La cronaca nera e le centinaia di serie crime messe in onda dalle tv di mezzo mondo ci hanno mostrato tutto sulle attività investigative delle forze dell'ordine, mettendo al centro della scena figure professionali di ogni tipo: detective e psicologi, antropologi e hacker, membri della scientifica e persino matematici. Ma la nuova docuserie Netflix ci dimostra che nella macchina della giustizia esistono anche ingranaggi minuscoli e apparentemente insignificanti, che però rischiano di rovinare tutto al minimo errore. Come insabbiare uno scandalo stupefacente è la storia di una chimica di laboratorio che diventa dipendente dalle droghe che dovrebbe testare, e di un'altra che falsifica risultati per accontentare le impossibili aspettative delle persone per le quali lavora.
L'esperta documentarista Erin Lee Carr parte da un'inchiesta scritta dal reporter Paul Solotaroff e grazie a interviste, filmati di repertorio e ricostruzioni accurate racconta le storie di Sonja Farak e Annie Dookhan, due donne unite dallo stato di residenza e dalla professione, apparentemente simili eppure in qualche modo opposte. Entrambe buone studenti, entrambe ex atlete, entrambe apparentemente soddisfatte del loro lavoro oscuro, pesante, avaro di soddisfazioni pubbliche ma sempre pronto a richiedere straordinari mal pagati.
Un ritmo di lavoro impossibile da sostenere
Sono state le pressioni a far crollare Annie Dookhan, che sentiva il peso delle mille richieste di pubblici ministeri e investigatori e bramava il brivido del potere. Annie era la prima ad arrivare in laboratorio e l'ultima ad andarsene, sosteneva ritmi impossibili per chiunque altro e proprio per questo appariva indispensabile. Ma questa produzione folle nascondeva un metodo di lavoro inadeguato: imprecisioni, mancanze, approssimazioni inaccettabili, perché dalle sue relazioni dipendevano le sorti di centinaia di imputati che avrebbero potuto essere liberati o mantenuti in carcere molto a lungo. Tutto grazie a una firma su un foglio molto semplice, nel quale doveva sostenere se la sostanza analizzata era o no illecita.
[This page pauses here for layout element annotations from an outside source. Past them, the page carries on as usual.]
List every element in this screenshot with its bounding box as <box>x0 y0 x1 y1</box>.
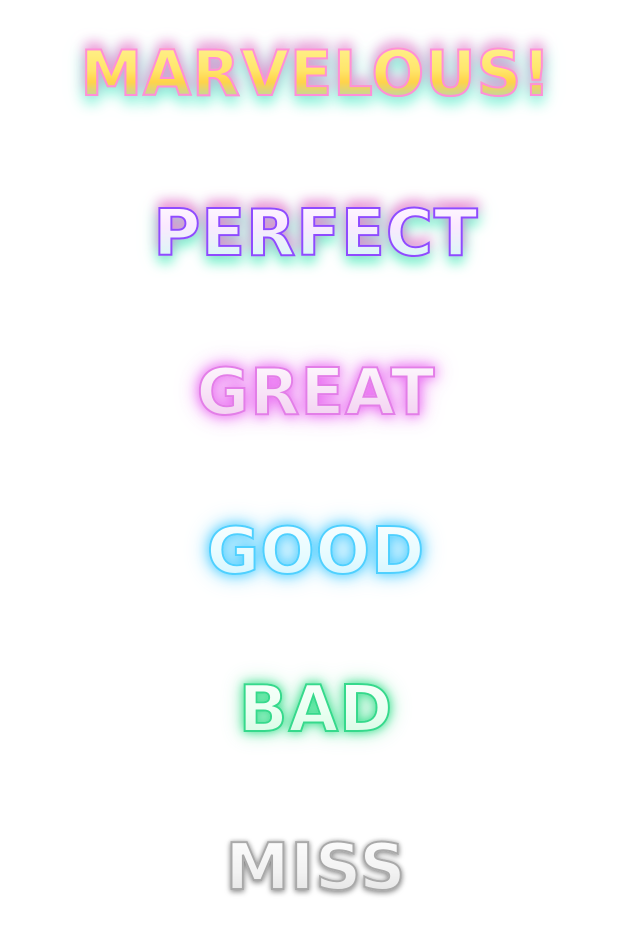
judgement-great: GREAT <box>0 353 632 433</box>
judgement-good: GOOD <box>0 512 632 592</box>
judgement-miss: MISS <box>0 828 632 908</box>
judgement-marvelous: MARVELOUS! <box>0 34 632 114</box>
judgement-list: MARVELOUS! PERFECT GREAT GOOD BAD MISS <box>0 0 632 948</box>
judgement-bad: BAD <box>0 670 632 750</box>
judgement-perfect: PERFECT <box>0 194 632 274</box>
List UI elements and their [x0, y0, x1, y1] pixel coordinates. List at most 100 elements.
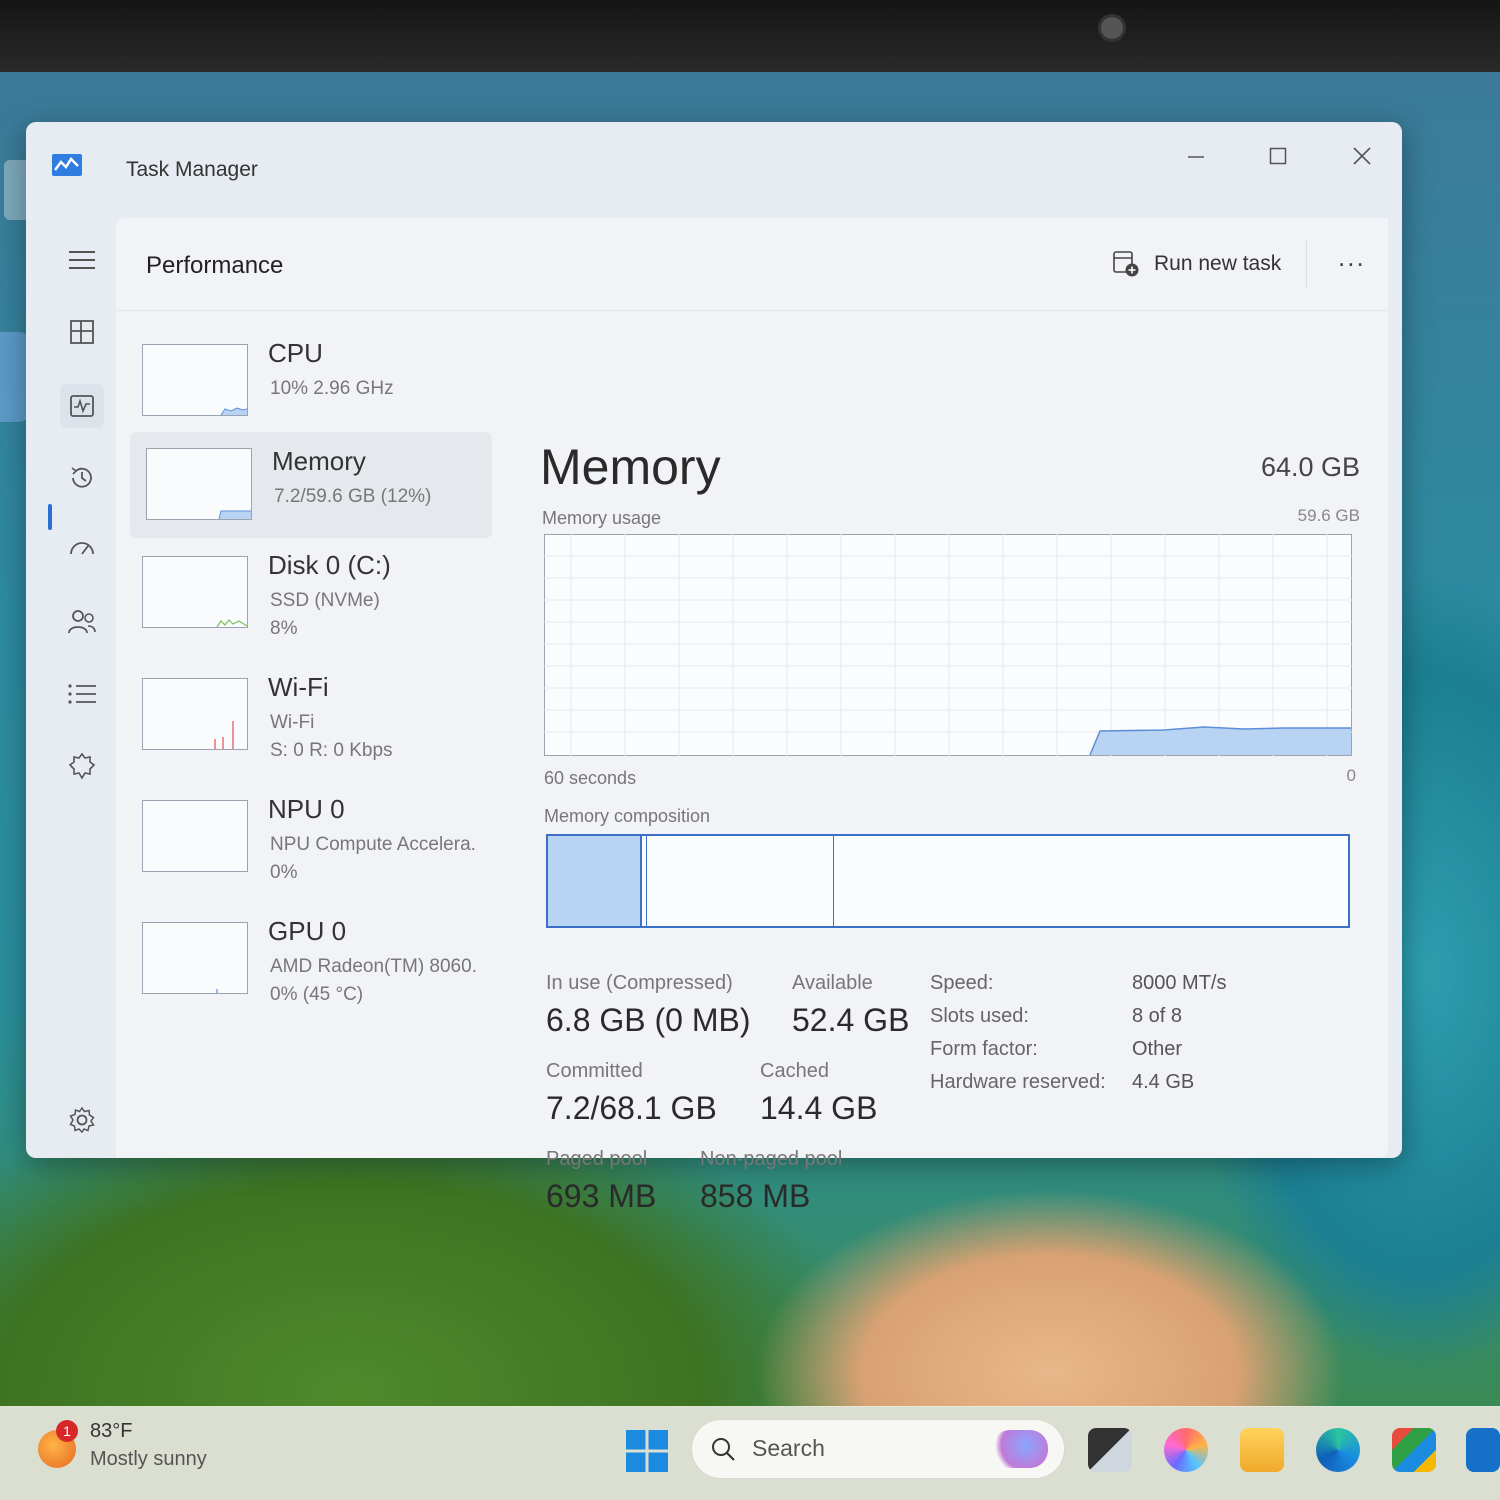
- microsoft-store-icon[interactable]: [1392, 1428, 1436, 1472]
- users-icon: [68, 610, 96, 634]
- start-button[interactable]: [626, 1430, 668, 1472]
- speed-label: Speed:: [930, 972, 994, 994]
- gpu-sparkline: [216, 989, 218, 993]
- committed-label: Committed: [546, 1060, 643, 1082]
- cached-value: 14.4 GB: [760, 1090, 878, 1126]
- memory-sparkline: [218, 510, 251, 520]
- search-placeholder: Search: [752, 1435, 825, 1461]
- title-bar[interactable]: Task Manager: [26, 122, 1402, 216]
- form-factor-value: Other: [1132, 1038, 1183, 1060]
- close-button[interactable]: [1332, 134, 1392, 178]
- composition-free[interactable]: [834, 836, 1348, 926]
- header-divider: [1306, 240, 1307, 288]
- in-use-label: In use (Compressed): [546, 972, 733, 994]
- memory-title: Memory: [540, 439, 721, 495]
- device-detail: 7.2/59.6 GB (12%): [274, 486, 432, 507]
- performance-icon: [70, 395, 94, 417]
- available-label: Available: [792, 972, 873, 994]
- navigation-pane: [46, 232, 126, 1152]
- outlook-icon[interactable]: [1466, 1428, 1500, 1472]
- minimize-button[interactable]: [1166, 134, 1226, 178]
- file-explorer-icon[interactable]: [1240, 1428, 1284, 1472]
- taskbar: 1 83°F Mostly sunny Search: [0, 1406, 1500, 1500]
- cached-label: Cached: [760, 1060, 829, 1082]
- available-value: 52.4 GB: [792, 1002, 910, 1038]
- hardware-reserved-value: 4.4 GB: [1132, 1071, 1195, 1093]
- nav-settings[interactable]: [60, 1098, 104, 1142]
- nav-app-history[interactable]: [60, 456, 104, 500]
- performance-page: Performance Run new task ... CPU 10% 2.9…: [116, 218, 1388, 1214]
- device-cpu[interactable]: CPU 10% 2.96 GHz: [142, 336, 492, 432]
- menu-button[interactable]: [60, 238, 104, 282]
- task-view-icon[interactable]: [1088, 1428, 1132, 1472]
- device-gpu[interactable]: GPU 0 AMD Radeon(TM) 8060. 0% (45 °C): [142, 914, 492, 1010]
- hardware-reserved-label: Hardware reserved:: [930, 1071, 1106, 1093]
- nav-details[interactable]: [60, 672, 104, 716]
- page-title: Performance: [146, 252, 284, 279]
- more-options-button[interactable]: ...: [1338, 242, 1366, 273]
- processes-icon: [70, 320, 94, 344]
- paged-pool-value: 693 MB: [546, 1178, 657, 1214]
- non-paged-pool-value: 858 MB: [700, 1178, 811, 1214]
- nav-processes[interactable]: [60, 310, 104, 354]
- cpu-thumbnail-graph: [142, 344, 248, 416]
- slots-used-label: Slots used:: [930, 1005, 1029, 1027]
- device-throughput: S: 0 R: 0 Kbps: [270, 740, 393, 761]
- edge-browser-icon[interactable]: [1316, 1428, 1360, 1472]
- copilot-icon[interactable]: [1164, 1428, 1208, 1472]
- device-memory[interactable]: Memory 7.2/59.6 GB (12%): [130, 432, 492, 538]
- device-name: NPU 0: [268, 794, 345, 824]
- composition-standby[interactable]: [647, 836, 834, 926]
- close-icon: [1353, 147, 1371, 165]
- device-usage: 0%: [270, 862, 298, 883]
- device-detail: NPU Compute Accelera.: [270, 834, 476, 855]
- weather-condition: Mostly sunny: [90, 1448, 207, 1470]
- graph-axis-left-label: 60 seconds: [544, 768, 637, 788]
- window-title: Task Manager: [126, 158, 258, 181]
- speed-value: 8000 MT/s: [1132, 972, 1227, 994]
- search-icon: [712, 1438, 735, 1461]
- device-name: CPU: [268, 338, 323, 368]
- composition-in-use[interactable]: [548, 836, 642, 926]
- memory-thumbnail-graph: [146, 448, 252, 520]
- nav-performance[interactable]: [60, 384, 104, 428]
- device-name: Wi-Fi: [268, 672, 329, 702]
- run-new-task-button[interactable]: Run new task: [1112, 244, 1281, 284]
- device-detail: SSD (NVMe): [270, 590, 380, 611]
- nav-startup-apps[interactable]: [60, 528, 104, 572]
- task-manager-window: Task Manager Performance Run new task ..…: [26, 122, 1402, 1214]
- memory-usage-max: 59.6 GB: [1297, 506, 1360, 525]
- monitor-bezel: [0, 0, 1500, 72]
- nav-services[interactable]: [60, 744, 104, 788]
- device-npu[interactable]: NPU 0 NPU Compute Accelera. 0%: [142, 792, 492, 888]
- non-paged-pool-label: Non-paged pool: [700, 1148, 843, 1170]
- device-name: Memory: [272, 446, 366, 476]
- device-name: GPU 0: [268, 916, 347, 946]
- maximize-icon: [1269, 147, 1287, 165]
- wifi-sparkline: [214, 721, 234, 749]
- wifi-thumbnail-graph: [142, 678, 248, 750]
- committed-value: 7.2/68.1 GB: [546, 1090, 717, 1126]
- task-manager-icon: [52, 154, 82, 176]
- device-detail: 10% 2.96 GHz: [270, 378, 394, 399]
- weather-temperature: 83°F: [90, 1420, 133, 1442]
- disk-thumbnail-graph: [142, 556, 248, 628]
- notification-badge: 1: [56, 1420, 78, 1442]
- minimize-icon: [1188, 156, 1204, 158]
- search-highlight-icon: [992, 1430, 1048, 1468]
- memory-composition-label: Memory composition: [544, 806, 711, 826]
- device-usage: 0% (45 °C): [270, 984, 364, 1005]
- device-detail: Wi-Fi: [270, 712, 315, 733]
- memory-composition-bar: [546, 834, 1350, 928]
- taskbar-search[interactable]: Search: [692, 1420, 1064, 1478]
- device-usage: 8%: [270, 618, 298, 639]
- camera-icon: [1098, 14, 1126, 42]
- maximize-button[interactable]: [1248, 134, 1308, 178]
- device-wifi[interactable]: Wi-Fi Wi-Fi S: 0 R: 0 Kbps: [142, 670, 492, 766]
- device-disk[interactable]: Disk 0 (C:) SSD (NVMe) 8%: [142, 548, 492, 644]
- run-task-icon: [1113, 251, 1139, 277]
- npu-thumbnail-graph: [142, 800, 248, 872]
- gpu-thumbnail-graph: [142, 922, 248, 994]
- nav-users[interactable]: [60, 600, 104, 644]
- services-icon: [68, 752, 96, 780]
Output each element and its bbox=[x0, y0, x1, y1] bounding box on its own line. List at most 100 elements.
La Farak invece bramava qualcosa di diverso: quello dello sballo, quello delle magiche sostanze in grado di restituirle energia, entusiasmo, voglia di andare avanti. Forse qualche dipendenza era annidata anche nel suo passato, forse è stata la costante tentazione a ingabbiarla: droghe di tutti i tipi passavano dal piccolo e caotico laboratorio di Amherst, con pochissimi controlli a frenarla.
Il brivido dello sballo
La curiosità era troppo forte per tenerla sopita a lungo. Metanfetamine, crack, LSD sono divenute le sue compagne di ogni giorno, e l'apparente normalità della sua vita è una ben fragile copertura per la sua situazione.

Come insabbiare uno scandalo stupefacente ci mostra come la vicenda delle sue donne ha svelato una polveriera che era pronta a scoppiare in qualsiasi istante; Erin Lee Carr è bravissima a far capire allo spettatore con una narrazione semplice, lineare e scandita da una precisa linea temporale che anche da queste figure professionali nell'ombra può dipendere il destino di molti di noi. Il lavoro di due avvocati ha fatto scoppiare uno scandalo che ha rischiato di mettere in discussione gli esiti di migliaia di processi, e la giustizia si è dimostrata incapace di affrontare la situazione, insabbiando prove e ostacolando gli sforzi per arrivare alla verità. Un prodotto sicuramente valido che arricchisce il catalogo di docuserie disponibili su Netflix.